После краткого полоскания изолированных глаз мозга комплексов два раза в отдельных колодцах из девяти хорошо стеклянная тарелка на льду в 400 микролитров PBS плюс ингибиторы, передать все глазно-мозговые комплексы в 400 микролитров ледяной PBS плюс ингибиторы декантированы на чистую черную рассечение блюдо. Под чистым рассечением микроскопа используйте прочную вольфрамовую иглу и тонкое лезвие бритвы, чтобы очистить каждый глаз от оптической доли, и использовать смазанные кончики для передачи глазно-мозговых комплексов в пять микролитров PBS плюс ингибиторы в 500-микролитер микроцентрифуг трубки на льду. Затем добавьте в трубку пять микролитров буфера лиза западной ткани и 10 микролитров буфера 2X концентрированного белка.

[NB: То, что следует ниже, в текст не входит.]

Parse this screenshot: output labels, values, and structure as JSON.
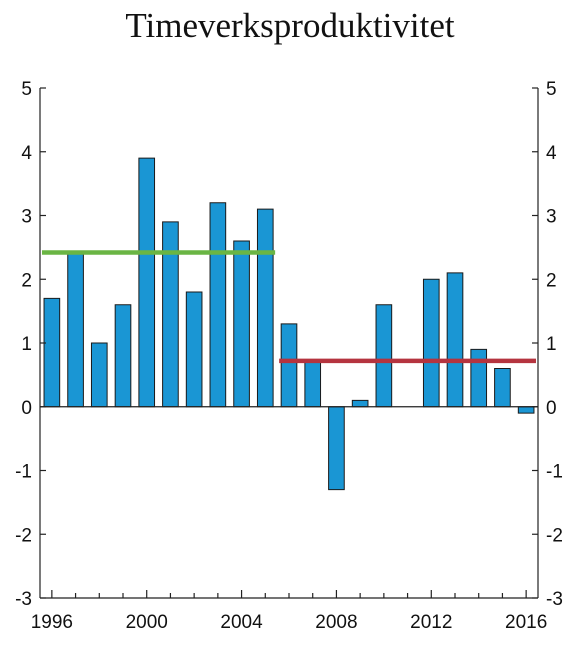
{
  "chart_data": {
    "type": "bar",
    "title": "Timeverksproduktivitet",
    "x": [
      1996,
      1997,
      1998,
      1999,
      2000,
      2001,
      2002,
      2003,
      2004,
      2005,
      2006,
      2007,
      2008,
      2009,
      2010,
      2011,
      2012,
      2013,
      2014,
      2015,
      2016
    ],
    "values": [
      1.7,
      2.4,
      1.0,
      1.6,
      3.9,
      2.9,
      1.8,
      3.2,
      2.6,
      3.1,
      1.3,
      0.7,
      -1.3,
      0.1,
      1.6,
      0.0,
      2.0,
      2.1,
      0.9,
      0.6,
      -0.1
    ],
    "x_tick_labels": [
      "1996",
      "2000",
      "2004",
      "2008",
      "2012",
      "2016"
    ],
    "y_tick_labels": [
      "-3",
      "-2",
      "-1",
      "0",
      "1",
      "2",
      "3",
      "4",
      "5"
    ],
    "ylim": [
      -3,
      5
    ],
    "bar_color": "#1a96d4",
    "averages": [
      {
        "from": 1996,
        "to": 2005,
        "value": 2.42,
        "color": "#6ab544"
      },
      {
        "from": 2006,
        "to": 2016,
        "value": 0.72,
        "color": "#b5343f"
      }
    ],
    "grid": false,
    "xlabel": "",
    "ylabel": ""
  }
}
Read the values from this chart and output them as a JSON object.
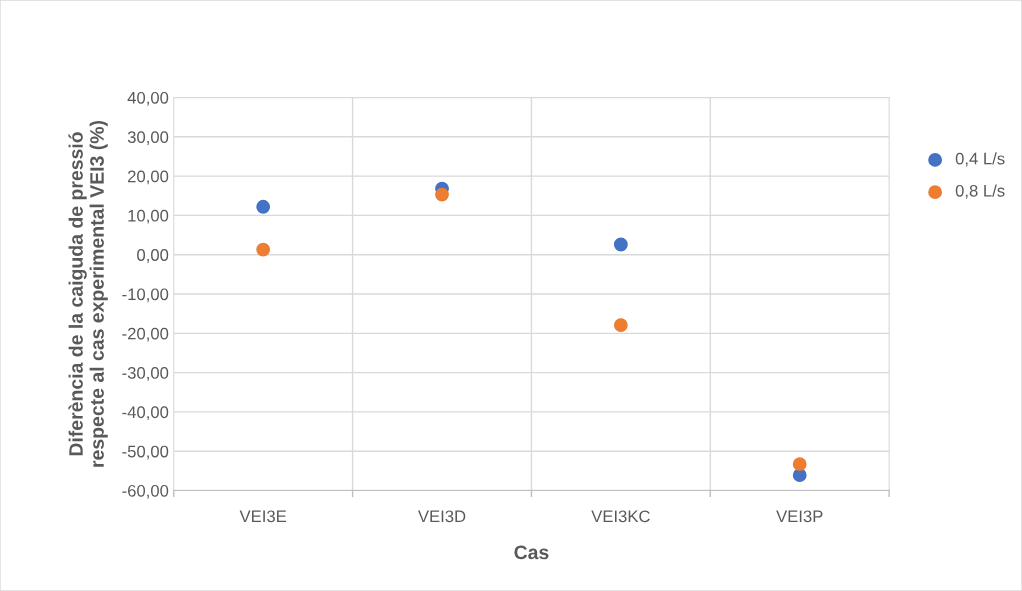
{
  "chart_data": {
    "type": "scatter",
    "xlabel": "Cas",
    "ylabel": "Diferència de la caiguda de pressió\nrespecte al cas experimental VEI3 (%)",
    "categories": [
      "VEI3E",
      "VEI3D",
      "VEI3KC",
      "VEI3P"
    ],
    "series": [
      {
        "name": "0,4 L/s",
        "color": "#4472c4",
        "values": [
          12.2,
          16.8,
          2.6,
          -56.1
        ]
      },
      {
        "name": "0,8 L/s",
        "color": "#ed7d31",
        "values": [
          1.3,
          15.3,
          -17.9,
          -53.3
        ]
      }
    ],
    "ylim": [
      -60,
      40
    ],
    "yticks": [
      {
        "value": -60,
        "label": "-60,00"
      },
      {
        "value": -50,
        "label": "-50,00"
      },
      {
        "value": -40,
        "label": "-40,00"
      },
      {
        "value": -30,
        "label": "-30,00"
      },
      {
        "value": -20,
        "label": "-20,00"
      },
      {
        "value": -10,
        "label": "-10,00"
      },
      {
        "value": 0,
        "label": "0,00"
      },
      {
        "value": 10,
        "label": "10,00"
      },
      {
        "value": 20,
        "label": "20,00"
      },
      {
        "value": 30,
        "label": "30,00"
      },
      {
        "value": 40,
        "label": "40,00"
      }
    ],
    "grid": true,
    "legend": "right",
    "marker": "circle"
  }
}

Для обработки глаз-мозг комплексов для извлечения РНК, носить перчатки, очистить скамейку, микроскоп, рассечение инструментов, и черный рассечение блюд с 70% этанола и RNase обеззараживающих реагентов. После того, как область высохнет, вскрыть в общей сложности от 30 до 40 куколок партиями от шести до восьми. После того, как каждая партия глаз-мозг комплексов были вскрыты, передать глаз мозга комплексов из девяти хорошо блюдо в 400 микролитров свежих, ледяной, нуклеазы свободной PBS на чистой рассечения блюдо, и использовать прочную вольфрамовую иглу и тонкой лезвие бритвы, чтобы чисто вырезать каждый глаз из оптической доли.

Когда все глаза для партии были удалены, передать их в стерильные, RNase-бесплатно микроцентрифуг трубки, и флэш-заморозить образцы в жидком азоте, прежде чем перейти к следующей партии. Пупок глаз легко доступны ткани, которая служит отличной моделью для исследования процессов развития, в том числе те, которые управляют морфогенезом. Примерно через 40 часов после образования пупариума достигается окончательное расположение клеток.

Это идеальный возраст для оценки последствий генетической мутации или измененной экспрессии генов. Например, после эктопического выражения Diap1, основного ингибитора апоптоза, последующее увеличение количества клеток решетки можно сравнить с тем, что наблюдается в контрольной сетчатке. Апоптоз также можно оценить более непосредственно, используя антитела для активации оболочки смерти-1 или с помощью других подходов для обнаружения умирающих клеток.

Западные анализы помарки глазных ликатов могут быть использованы для определения наличия или относительного выражения белков, представляющих интерес, или для сравнения экспрессии белка в различных точках времени развития. Важно отметить, что вскрытие более 60 глаз на генотип или экспериментальное состояние является оптимальным для изоляции достаточно высококачественной РНК. Самое главное помнить, что пупок сетчатки является чрезвычайно хрупким, и большая осторожность должна быть приняты во время его вскрытия, чтобы обеспечить его целостность.